Figure 2 Schematic representation of cell adhesion signaling during EMT or cell scattering. Epithelial cell stimulation by TGFβ or other scattering factors triggers a transition from apical-basal to front-rear polarity. The PKL-PIX-PAK or GIT1-PIX-PAK (more ...)
Neither paxillin nor Hic-5 is enriched in cell-cell adhesions.14
In contrast, recent studies suggest a direct functional role for the GIT1-PIX-PAK complex in modulating cell-cell junction homeostasis.52–54
The TGFβ receptor is associated with the GIT1-PIX-PAK complex and this interaction is differentially modulated during TGFβ-stimulated EMT,52
in agreement with the observation that PIX and PAK regulate contact inhibition between epithelial cells.55
Furthermore, GIT1 binds to EphA2 and EphrinB through the adaptor Nck/Grb4 in a tyrosine phosphorylation dependent manner56,57
and, although the involvement of PKL has not been determined, GIT family ArfGAP activity towards Arf6 GTPase is likely important for Eph-Ephrin dependent cell-cell contact homeostasis ().57
In view of the fact that Arf6 and Rac1 activities are important for adherens junction turnover and stability,39,58
it will be important to examine the precise role of PKL/GIT1 function as Arf6 GAPs as well as their phosphorylation dependent signaling to Rho family GTPase for adhesion receptor trafficking and cell-cell junction stabilization. In addition, the GIT1-PIX-PAK complex has also been reported to interact with the polarity component Scribble, revealing a further mechanism by which it may regulate EMT and invasion.41,59
In epithelial cells, Scribble is essential for apical-basal polarity while in migrating mesenchymal cells exhibiting front-rear polarity, Scribble changes its localization to the plasma membrane at the leading edge, where it facilitates the targeting of βPIX ().60
Interestingly, we have now demonstrated an essential role for PKL(GIT2) tyrosine phosphorylation in also regulating polarized βPIX redistribution, but in this case to paxillin-containing focal adhesions beneath the lamellipodia in front-rear polarized cells.6
Therefore, a GIT protein-PIX complex (or βPIX alone) might provide a mode of local crosstalk between the Scribble polarity complex and paxillin/Hic-5 dependent ECM-cell adhesion signaling. This represents a potentially central mechanism for coordinating the regulation of cytoskeleton organization and receptor trafficking at cell-cell junctions and the leading edge of migrating cells during EMT and invasion.
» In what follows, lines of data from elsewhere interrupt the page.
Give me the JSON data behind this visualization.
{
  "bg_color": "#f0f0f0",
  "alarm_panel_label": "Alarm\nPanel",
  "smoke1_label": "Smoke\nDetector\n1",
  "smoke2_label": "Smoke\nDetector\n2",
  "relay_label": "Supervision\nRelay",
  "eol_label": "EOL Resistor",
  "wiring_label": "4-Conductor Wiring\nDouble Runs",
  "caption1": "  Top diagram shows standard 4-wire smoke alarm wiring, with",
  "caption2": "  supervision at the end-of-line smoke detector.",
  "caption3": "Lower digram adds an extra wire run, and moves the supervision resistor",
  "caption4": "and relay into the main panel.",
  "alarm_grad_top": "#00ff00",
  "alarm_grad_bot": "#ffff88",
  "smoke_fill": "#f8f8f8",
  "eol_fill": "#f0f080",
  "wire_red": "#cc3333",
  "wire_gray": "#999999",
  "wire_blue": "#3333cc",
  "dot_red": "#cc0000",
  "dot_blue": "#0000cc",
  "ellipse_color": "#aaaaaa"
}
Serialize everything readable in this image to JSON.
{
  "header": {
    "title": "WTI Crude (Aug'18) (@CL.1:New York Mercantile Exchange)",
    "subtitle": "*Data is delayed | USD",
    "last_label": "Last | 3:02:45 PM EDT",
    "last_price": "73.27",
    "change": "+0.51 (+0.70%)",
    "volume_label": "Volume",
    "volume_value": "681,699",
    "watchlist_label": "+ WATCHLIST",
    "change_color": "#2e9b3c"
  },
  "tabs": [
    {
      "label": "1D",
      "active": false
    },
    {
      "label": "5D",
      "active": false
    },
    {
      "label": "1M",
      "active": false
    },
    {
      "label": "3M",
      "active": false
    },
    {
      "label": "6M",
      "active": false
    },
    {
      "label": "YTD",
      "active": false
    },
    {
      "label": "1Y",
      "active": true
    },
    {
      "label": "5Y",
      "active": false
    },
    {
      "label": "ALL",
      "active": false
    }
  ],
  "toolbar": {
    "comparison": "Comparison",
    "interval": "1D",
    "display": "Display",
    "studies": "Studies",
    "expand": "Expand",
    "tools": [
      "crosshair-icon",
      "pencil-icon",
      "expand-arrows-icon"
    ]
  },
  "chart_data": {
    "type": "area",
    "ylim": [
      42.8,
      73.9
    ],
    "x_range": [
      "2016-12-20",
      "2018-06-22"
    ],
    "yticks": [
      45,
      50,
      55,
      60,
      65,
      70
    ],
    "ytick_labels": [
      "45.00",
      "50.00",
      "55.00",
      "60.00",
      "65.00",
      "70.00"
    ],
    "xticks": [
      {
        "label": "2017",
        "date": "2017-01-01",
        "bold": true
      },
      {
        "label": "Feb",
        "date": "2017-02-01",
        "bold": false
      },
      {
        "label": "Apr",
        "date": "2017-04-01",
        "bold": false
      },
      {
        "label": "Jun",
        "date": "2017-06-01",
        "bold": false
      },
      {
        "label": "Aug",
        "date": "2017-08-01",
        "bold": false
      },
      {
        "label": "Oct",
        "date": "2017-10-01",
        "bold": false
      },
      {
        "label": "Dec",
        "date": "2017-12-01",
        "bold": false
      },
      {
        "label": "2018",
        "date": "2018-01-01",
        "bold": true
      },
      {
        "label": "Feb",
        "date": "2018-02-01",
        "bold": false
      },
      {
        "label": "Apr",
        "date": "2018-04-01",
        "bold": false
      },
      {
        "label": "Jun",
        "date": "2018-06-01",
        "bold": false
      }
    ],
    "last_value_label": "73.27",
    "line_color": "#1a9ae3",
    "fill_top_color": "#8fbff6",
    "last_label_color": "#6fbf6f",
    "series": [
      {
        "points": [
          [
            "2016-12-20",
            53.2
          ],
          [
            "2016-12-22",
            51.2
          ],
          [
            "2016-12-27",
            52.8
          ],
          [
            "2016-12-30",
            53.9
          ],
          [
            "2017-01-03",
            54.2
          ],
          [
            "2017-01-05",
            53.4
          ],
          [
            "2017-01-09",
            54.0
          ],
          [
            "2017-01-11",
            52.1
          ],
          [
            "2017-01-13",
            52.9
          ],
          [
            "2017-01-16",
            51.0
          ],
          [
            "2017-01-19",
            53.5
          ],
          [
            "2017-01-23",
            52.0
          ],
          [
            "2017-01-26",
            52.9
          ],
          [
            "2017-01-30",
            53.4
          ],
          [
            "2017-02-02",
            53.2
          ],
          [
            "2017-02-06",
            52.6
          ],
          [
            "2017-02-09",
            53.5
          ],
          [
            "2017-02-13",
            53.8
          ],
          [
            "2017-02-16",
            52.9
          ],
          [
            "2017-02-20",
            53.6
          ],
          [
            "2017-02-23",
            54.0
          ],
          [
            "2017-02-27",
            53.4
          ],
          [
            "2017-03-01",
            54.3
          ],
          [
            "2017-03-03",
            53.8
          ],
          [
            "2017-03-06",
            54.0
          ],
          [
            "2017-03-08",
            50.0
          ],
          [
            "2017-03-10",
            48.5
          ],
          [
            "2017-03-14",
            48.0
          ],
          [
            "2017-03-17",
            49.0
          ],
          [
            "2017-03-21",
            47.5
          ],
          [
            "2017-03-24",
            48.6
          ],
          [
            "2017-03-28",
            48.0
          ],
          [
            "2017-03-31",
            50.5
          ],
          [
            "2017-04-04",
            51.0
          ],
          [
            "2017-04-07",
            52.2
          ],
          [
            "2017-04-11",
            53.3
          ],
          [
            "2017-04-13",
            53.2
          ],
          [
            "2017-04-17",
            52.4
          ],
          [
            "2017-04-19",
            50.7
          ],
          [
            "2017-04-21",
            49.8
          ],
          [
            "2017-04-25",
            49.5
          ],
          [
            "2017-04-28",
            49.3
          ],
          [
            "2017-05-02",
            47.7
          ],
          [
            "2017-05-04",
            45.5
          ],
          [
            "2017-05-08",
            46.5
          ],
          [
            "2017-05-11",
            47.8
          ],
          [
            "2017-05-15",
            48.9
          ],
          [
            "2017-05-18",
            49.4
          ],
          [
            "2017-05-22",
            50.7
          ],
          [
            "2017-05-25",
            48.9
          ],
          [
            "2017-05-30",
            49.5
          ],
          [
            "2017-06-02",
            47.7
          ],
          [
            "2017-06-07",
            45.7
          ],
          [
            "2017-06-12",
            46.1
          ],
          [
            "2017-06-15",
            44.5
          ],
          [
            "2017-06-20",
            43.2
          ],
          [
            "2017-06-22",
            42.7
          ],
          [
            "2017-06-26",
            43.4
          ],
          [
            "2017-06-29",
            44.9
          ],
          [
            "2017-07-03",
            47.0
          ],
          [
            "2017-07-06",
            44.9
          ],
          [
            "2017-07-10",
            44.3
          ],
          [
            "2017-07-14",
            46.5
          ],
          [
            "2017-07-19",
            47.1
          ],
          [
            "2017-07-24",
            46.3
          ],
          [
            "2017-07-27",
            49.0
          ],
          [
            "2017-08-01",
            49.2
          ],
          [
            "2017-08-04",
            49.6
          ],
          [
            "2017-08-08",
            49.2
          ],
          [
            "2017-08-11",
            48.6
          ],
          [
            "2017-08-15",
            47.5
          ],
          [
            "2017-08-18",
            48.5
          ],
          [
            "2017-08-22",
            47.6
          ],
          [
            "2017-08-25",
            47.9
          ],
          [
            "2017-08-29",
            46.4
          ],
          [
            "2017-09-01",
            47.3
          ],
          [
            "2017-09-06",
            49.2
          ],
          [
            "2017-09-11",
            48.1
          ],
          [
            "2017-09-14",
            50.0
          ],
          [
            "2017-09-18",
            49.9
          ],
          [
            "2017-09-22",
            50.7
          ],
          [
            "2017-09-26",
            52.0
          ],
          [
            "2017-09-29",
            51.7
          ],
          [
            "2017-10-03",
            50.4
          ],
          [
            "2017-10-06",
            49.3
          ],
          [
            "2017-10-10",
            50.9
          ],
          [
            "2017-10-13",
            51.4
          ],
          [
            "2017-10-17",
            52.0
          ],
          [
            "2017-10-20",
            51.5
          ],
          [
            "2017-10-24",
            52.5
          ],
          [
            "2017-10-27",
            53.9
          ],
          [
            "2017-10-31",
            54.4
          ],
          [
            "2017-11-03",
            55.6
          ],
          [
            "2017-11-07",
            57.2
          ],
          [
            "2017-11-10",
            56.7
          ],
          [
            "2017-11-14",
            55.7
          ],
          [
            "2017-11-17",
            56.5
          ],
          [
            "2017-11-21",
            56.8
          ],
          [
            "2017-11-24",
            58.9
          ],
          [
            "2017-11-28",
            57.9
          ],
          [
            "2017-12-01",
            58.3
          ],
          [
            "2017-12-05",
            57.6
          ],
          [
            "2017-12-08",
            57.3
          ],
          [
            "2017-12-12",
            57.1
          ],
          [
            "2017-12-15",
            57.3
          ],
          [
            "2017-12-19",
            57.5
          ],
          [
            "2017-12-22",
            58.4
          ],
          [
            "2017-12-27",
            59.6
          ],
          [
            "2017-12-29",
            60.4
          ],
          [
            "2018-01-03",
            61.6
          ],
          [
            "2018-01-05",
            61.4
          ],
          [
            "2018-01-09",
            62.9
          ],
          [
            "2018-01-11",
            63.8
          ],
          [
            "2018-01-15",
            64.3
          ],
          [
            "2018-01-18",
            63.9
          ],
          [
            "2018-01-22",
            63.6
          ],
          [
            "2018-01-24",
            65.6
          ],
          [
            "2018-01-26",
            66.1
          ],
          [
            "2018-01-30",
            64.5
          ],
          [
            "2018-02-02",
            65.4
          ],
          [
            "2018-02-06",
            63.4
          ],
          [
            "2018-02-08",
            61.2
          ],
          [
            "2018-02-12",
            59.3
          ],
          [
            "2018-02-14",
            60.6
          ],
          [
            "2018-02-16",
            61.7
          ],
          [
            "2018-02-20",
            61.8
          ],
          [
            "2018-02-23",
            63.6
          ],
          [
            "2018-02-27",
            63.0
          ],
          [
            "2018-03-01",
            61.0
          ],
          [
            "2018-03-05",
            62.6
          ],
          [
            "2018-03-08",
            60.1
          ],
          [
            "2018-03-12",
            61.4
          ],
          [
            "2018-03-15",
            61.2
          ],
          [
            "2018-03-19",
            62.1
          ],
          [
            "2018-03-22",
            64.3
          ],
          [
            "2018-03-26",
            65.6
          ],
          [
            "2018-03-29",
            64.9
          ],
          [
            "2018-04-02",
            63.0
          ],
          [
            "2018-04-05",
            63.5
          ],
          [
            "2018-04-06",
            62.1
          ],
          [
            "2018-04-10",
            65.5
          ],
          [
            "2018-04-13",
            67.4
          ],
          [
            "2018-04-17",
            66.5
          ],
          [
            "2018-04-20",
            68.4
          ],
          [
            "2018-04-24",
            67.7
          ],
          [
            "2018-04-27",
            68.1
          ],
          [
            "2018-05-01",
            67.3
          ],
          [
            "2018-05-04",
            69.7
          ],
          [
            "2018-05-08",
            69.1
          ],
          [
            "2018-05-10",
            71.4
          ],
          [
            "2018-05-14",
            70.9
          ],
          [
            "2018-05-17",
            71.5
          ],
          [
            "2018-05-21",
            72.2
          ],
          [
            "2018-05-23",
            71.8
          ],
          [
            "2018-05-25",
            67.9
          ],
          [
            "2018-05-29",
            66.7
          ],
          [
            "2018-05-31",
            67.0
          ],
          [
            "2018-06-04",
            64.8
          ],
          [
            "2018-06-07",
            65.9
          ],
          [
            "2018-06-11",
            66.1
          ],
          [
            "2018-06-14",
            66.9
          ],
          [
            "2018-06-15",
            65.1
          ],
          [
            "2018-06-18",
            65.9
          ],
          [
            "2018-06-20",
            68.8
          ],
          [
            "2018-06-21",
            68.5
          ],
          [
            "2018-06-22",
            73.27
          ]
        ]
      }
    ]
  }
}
Finally, in animal models, genetic deletions of SFK, FAK, paxillin, GIT or PIX lead to pronounced developmental defects involved in the disruption of cell polarity and directed cell migration.16,35,37,61–66
Abnormal Rho GTPase and PAK signaling, as well as paxillin phosphorylation were frequently observed in embryonic-derived null cells.62
Additionally, point mutations in PKL/GIT1 and paxillin have been associated with human glioblastoma multiforme and lung cancers, respectively.67,68
Given the importance of cell adhesion signaling and cell migration in development and disease, it will be essential to precisely dissect the functional role of paxillin-PKL/GIT1 and their phosphorylation-dependent interactions in these processes.